Ok, so here are the deer loins I got from my buddy the other week. The deer was shot in the town I live in. I seasoned the cuts with salt and pepper, threw some garlic and butter in with them and cooked them in my sous vide supreme at 124°F. Here they are pre-sous vide:
In the meantime I made a wine reduction sauce with locally grown shallots, and garlic. The wine is a Wisconsin made black berry and grape wine.
I took some cardboard from an empty beer case, cut it, then wrapped it in foil. This was to plate the wild rice (Wisconsin grown of course!)
I soaked the deer heart strips in buttermilk overnight to draw out the iron/blood (tip from a chef friend of mine). Here is the heart getting lightly tossed in flour before pan frying it.
Venison is out of the sous vide and put into a roaring hot cast iron pan with a foil wrapped brick on top to weight down and help sear that **** quickly.
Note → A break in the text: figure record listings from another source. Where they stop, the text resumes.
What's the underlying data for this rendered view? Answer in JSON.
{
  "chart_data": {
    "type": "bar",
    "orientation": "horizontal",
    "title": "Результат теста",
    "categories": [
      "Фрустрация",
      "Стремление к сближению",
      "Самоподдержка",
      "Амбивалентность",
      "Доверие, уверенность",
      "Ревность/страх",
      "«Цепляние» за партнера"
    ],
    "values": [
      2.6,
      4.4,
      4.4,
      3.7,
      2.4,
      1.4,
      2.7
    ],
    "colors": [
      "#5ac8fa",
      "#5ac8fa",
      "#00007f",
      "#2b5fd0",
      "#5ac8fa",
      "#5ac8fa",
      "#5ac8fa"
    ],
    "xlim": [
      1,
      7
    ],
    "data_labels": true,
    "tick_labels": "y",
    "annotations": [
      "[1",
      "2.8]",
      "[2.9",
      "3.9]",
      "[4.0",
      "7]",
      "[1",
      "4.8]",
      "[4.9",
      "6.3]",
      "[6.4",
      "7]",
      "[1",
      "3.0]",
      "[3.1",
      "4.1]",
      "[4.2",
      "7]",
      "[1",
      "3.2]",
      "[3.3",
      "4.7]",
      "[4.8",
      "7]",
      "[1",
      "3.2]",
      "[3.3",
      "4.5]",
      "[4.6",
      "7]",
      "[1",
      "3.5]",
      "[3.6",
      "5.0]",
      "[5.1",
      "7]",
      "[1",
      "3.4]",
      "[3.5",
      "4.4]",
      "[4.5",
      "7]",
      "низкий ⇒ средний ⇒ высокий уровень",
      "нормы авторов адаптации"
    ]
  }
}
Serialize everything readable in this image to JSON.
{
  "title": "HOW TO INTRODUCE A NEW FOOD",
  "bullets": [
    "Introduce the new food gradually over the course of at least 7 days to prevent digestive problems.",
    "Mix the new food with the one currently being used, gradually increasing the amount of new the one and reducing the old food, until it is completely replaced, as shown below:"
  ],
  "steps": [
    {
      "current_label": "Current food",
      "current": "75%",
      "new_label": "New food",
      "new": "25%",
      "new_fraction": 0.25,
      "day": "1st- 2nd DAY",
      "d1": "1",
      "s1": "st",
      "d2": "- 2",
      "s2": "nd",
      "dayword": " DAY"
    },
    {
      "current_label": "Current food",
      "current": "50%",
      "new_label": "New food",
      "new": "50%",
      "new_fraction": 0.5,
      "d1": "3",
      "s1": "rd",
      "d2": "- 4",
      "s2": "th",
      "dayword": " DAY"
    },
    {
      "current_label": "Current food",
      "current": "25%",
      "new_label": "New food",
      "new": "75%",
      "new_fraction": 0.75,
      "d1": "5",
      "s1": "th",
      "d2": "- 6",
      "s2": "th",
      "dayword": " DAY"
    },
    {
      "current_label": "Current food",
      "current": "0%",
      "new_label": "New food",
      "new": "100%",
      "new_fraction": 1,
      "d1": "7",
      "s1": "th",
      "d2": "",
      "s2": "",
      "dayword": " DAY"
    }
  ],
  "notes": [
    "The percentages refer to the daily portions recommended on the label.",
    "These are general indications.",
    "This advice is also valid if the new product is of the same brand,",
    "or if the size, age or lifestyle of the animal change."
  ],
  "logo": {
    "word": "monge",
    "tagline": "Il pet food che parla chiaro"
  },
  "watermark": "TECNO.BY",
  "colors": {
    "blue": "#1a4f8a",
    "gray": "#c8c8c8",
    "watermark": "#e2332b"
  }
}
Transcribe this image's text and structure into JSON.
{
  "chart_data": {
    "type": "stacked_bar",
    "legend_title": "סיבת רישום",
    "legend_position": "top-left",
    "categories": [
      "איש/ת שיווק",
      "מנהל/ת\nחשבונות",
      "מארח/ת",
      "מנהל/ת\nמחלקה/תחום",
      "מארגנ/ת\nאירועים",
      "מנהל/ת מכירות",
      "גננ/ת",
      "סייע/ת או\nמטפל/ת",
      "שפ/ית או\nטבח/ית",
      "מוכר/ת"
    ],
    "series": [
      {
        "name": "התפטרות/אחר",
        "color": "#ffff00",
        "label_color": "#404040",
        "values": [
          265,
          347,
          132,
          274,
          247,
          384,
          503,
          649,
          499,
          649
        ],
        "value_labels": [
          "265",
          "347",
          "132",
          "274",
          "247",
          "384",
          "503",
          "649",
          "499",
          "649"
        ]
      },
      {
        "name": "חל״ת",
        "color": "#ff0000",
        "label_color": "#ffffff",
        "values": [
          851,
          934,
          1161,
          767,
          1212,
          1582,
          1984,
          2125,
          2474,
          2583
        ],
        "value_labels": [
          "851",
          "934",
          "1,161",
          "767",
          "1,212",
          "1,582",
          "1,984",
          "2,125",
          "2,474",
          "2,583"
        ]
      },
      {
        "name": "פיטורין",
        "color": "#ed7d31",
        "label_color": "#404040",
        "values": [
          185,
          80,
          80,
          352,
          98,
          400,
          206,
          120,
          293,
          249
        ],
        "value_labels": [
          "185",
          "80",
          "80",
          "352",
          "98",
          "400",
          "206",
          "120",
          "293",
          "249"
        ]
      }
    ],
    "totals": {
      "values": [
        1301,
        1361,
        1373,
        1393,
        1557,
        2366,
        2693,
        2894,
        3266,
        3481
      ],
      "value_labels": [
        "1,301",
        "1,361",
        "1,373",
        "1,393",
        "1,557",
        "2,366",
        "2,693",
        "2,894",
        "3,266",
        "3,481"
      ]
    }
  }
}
I used a melon ball cutter to cut some locally grown honey crisp apples into mini balls and sous vide'ed them earlier in a white wine syrup. These were top notch. They don't look like much in the picture, but damn did they tie the dish together imo. The pan fried deer heart is at the top of the plate. The beer is Central Waters - Quisconsing Red Ale out of Amherst, WI. As usual, my drunken sauce plating is sub-par, but oh, well. It was probably the best wine reduction sauce I've ever made and went really well with the rest of the food.
close up:
EMC!!!!!:
I was obviously trying to do a "locally sourced only" meal, and I was pretty happy with the results. The other two people I cooked this meal for said it was the best venison they have ever had.